Apparently so Bj  I say UNCLE.. UNCLE!! 

Corey


----------



## George II (Nov 8, 2007)

Some days you ride the goat and some days the goat rides you..Hang in there tomorrow is a better day.

Regards,
George II
George Cole


----------



## harrysin (Jan 15, 2007)

Been there, done that Corey. Tomorrow WILL be better.


----------



## Mike (Nov 22, 2004)

Corey, I am guessing that only the joints went wrong? Square up the ends of your blanks and glue them up with a nicely contrasting wood into a size you can turn some ornaments or other goodies out of. It's only waste if you let it be.


----------



## challagan (Feb 7, 2006)

I saved most of it Mike... it will make the top panel and frame for a small box some day. 

Corey


----------



## Rolf Maxa (Feb 8, 2005)

Corey, my father used to say, if you make to many mistakes in the shop it general leads to an accident. So it's best to get out and do something else. 
I found that to be true in some cases.

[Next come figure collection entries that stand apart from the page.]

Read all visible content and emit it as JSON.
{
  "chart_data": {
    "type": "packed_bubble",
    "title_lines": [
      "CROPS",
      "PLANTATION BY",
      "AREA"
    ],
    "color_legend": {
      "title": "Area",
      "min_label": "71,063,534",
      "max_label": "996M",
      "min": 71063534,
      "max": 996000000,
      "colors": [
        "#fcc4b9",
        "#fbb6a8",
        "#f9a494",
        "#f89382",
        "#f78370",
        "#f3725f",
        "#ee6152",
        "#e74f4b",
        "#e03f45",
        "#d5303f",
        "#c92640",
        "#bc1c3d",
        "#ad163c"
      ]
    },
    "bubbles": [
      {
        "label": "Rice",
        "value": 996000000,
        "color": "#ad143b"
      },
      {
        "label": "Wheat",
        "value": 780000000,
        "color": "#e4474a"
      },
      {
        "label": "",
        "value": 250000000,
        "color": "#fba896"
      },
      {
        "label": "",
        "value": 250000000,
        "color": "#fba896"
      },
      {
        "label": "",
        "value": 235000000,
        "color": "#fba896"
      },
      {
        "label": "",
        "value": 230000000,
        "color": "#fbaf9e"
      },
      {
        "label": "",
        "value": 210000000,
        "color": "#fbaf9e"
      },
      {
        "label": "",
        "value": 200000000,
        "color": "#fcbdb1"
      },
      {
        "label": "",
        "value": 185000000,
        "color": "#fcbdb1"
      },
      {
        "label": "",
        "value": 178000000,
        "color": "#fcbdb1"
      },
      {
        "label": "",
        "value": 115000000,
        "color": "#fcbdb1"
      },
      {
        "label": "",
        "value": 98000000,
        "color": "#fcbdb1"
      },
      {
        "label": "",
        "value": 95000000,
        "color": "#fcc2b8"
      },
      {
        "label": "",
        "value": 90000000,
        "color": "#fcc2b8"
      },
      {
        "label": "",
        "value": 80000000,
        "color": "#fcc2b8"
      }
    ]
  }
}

Tomorrow is another day.

Rolf


----------



## challagan (Feb 7, 2006)

Haha.... I have redeemed myself today 

Corey


----------



## bobj3 (Jan 17, 2006)

Hi Corey

Did you have a chat with JC and the boys ?  


===========


challagan said:


> Haha.... I have redeemed myself today
> 
> Corey


----------



## challagan (Feb 7, 2006)

A little talk with myself... involved some bad language  I posted some pics of the new box in it's current state 

Corey


----------